In the last post in my ongoing series about ETL best practices, I discussed the importance of error handling in ETL processes, reviewing best practices for application flow to prevent or gracefully recover from a systematic error or data anomaly. In this post, I’ll dig a bit further into that topic to explore the design patterns for managing bad data in ETL processes.
What is Bad Data?
Bad is a subjective term, and by extension, so is bad data. Therefore, there is no single irrefutable definition of bad data; it can and will differ from one organization to the next, and from one ETL process to another. However, here is the general guideline that I follow:
Bad data is data whose origin or accuracy is suspect, and as a result, the risk of its use outweighs the potential business value.
Exactly what qualifies as bad data will vary widely. When loading a list of contact information for potential sales leads, having missing or incorrect data values is expected and is most likely not a disqualifying attribute. On the other hand, in a load of financial data, a missing or invalid value for a single row could make the entire load of data suspect. Similarly, the origin of the data could call into question its value (for any load into an audited system) or may not have much of an impact (for example, when calculating sentiment analysis).
Often the first and largest challenge when building an ETL architecture is deciding what is and is not bad data. Ultimately, the business needs – not necessarily technical requirements – should drive this logic.
One last point on defining the boundaries of bad data: it’s not always a binary decision. Indeed, most such evaluations are pass/fail, but occasionally the need arises to get more granular in how data quality is graded. Create these relative data quality grades only if you must; each bucket you create adds to the complexity and maintenance overhead.
Defining the granularity of bad data handling normally means deciding on one of two options: row-by-row or the load as a whole.
Manage suspect data row-by-row
Processing suspect data is typically a row-by-row operation. Of these two design patterns, handling bad data a row at a time is by far the more common and the easier approach to take. Using this approach, the ETL process will filter out each suspect row of data based on the criteria set up in the prior phase, and then cleanse, redirect, or delete (more on these options later) each of these rows.

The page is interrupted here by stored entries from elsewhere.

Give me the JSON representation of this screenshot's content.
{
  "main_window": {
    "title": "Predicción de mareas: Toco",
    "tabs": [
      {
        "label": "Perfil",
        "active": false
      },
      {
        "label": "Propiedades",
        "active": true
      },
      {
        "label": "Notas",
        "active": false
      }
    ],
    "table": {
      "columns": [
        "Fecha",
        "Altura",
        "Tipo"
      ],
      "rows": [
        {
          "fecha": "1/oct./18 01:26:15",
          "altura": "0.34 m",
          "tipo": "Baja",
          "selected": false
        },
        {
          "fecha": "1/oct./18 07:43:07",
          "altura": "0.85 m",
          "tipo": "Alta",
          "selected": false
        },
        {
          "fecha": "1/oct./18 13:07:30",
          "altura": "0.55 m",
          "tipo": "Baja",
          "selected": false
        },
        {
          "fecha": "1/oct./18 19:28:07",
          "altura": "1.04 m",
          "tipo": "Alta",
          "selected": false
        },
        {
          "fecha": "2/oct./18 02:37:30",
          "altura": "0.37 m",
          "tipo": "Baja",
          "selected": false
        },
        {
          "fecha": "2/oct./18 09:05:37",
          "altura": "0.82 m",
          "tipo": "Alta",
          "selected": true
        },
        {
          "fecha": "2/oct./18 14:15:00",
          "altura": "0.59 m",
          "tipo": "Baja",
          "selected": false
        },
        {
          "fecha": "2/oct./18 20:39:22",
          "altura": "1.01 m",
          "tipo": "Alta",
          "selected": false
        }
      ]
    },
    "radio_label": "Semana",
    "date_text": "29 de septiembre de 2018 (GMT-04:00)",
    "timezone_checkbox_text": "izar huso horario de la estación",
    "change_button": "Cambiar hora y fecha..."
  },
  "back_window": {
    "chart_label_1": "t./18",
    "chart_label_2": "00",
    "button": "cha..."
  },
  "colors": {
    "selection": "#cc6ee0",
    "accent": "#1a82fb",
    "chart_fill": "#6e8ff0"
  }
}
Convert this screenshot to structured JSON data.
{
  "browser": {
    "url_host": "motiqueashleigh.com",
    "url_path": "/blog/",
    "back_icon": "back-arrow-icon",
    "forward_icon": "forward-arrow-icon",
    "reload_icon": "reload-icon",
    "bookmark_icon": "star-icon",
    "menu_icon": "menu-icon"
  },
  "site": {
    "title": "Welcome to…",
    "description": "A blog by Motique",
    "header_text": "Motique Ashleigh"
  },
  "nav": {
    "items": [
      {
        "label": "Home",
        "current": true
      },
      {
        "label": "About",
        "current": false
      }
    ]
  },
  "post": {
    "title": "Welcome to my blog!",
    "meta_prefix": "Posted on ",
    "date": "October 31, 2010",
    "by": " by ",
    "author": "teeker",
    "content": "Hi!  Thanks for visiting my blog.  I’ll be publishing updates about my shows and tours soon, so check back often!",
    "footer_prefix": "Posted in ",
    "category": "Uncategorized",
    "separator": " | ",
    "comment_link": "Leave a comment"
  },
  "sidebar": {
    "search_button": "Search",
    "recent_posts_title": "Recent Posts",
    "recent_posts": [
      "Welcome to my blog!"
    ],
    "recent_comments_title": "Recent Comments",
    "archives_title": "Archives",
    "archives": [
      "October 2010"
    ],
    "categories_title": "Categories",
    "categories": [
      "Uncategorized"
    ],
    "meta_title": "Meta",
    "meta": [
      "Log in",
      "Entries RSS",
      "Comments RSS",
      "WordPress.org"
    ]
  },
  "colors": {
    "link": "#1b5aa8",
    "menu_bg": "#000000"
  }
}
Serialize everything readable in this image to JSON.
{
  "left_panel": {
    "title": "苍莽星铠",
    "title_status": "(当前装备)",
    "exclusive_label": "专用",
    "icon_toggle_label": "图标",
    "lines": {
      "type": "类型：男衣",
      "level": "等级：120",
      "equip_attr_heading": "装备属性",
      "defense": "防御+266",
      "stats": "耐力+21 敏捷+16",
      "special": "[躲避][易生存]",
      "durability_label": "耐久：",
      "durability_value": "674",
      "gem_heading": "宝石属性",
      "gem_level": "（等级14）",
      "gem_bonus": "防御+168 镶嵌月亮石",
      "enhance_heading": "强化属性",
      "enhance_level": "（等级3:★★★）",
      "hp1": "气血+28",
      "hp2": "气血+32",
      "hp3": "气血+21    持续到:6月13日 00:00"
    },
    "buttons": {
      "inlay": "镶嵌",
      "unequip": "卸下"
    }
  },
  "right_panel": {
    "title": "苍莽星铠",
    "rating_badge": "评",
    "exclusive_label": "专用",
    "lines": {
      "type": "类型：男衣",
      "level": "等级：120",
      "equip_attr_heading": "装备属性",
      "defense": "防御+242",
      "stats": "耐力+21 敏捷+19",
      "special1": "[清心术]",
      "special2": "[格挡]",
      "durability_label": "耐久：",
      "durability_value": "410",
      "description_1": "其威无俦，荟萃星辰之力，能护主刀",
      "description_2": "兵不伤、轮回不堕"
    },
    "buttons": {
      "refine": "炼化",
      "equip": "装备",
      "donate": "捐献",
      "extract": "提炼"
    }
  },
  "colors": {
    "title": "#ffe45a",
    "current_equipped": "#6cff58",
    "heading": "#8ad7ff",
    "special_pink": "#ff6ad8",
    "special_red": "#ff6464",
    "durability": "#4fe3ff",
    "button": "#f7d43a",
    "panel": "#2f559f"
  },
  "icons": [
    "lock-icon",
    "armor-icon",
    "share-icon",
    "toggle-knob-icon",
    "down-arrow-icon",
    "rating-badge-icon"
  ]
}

Manage data as an all-or-nothing load
There are business cases that require a load-level approach to bad data, where the entire load process succeeds or fails as one unit. In this design, even one suspect row of data among millions would invalidate the entire load. The all-or-nothing architecture requires a rollback or deletion mechanism that is automatically triggered in the case of a failure.
A perfect example of this is an ETL process loading general ledger entries. In such loads, excluding even a single row of data due to data quality issues would throw off the balance of the entire load. Here it’s better to have no data loaded at all than to have a partial (and therefore incorrect) set of data written to the destination.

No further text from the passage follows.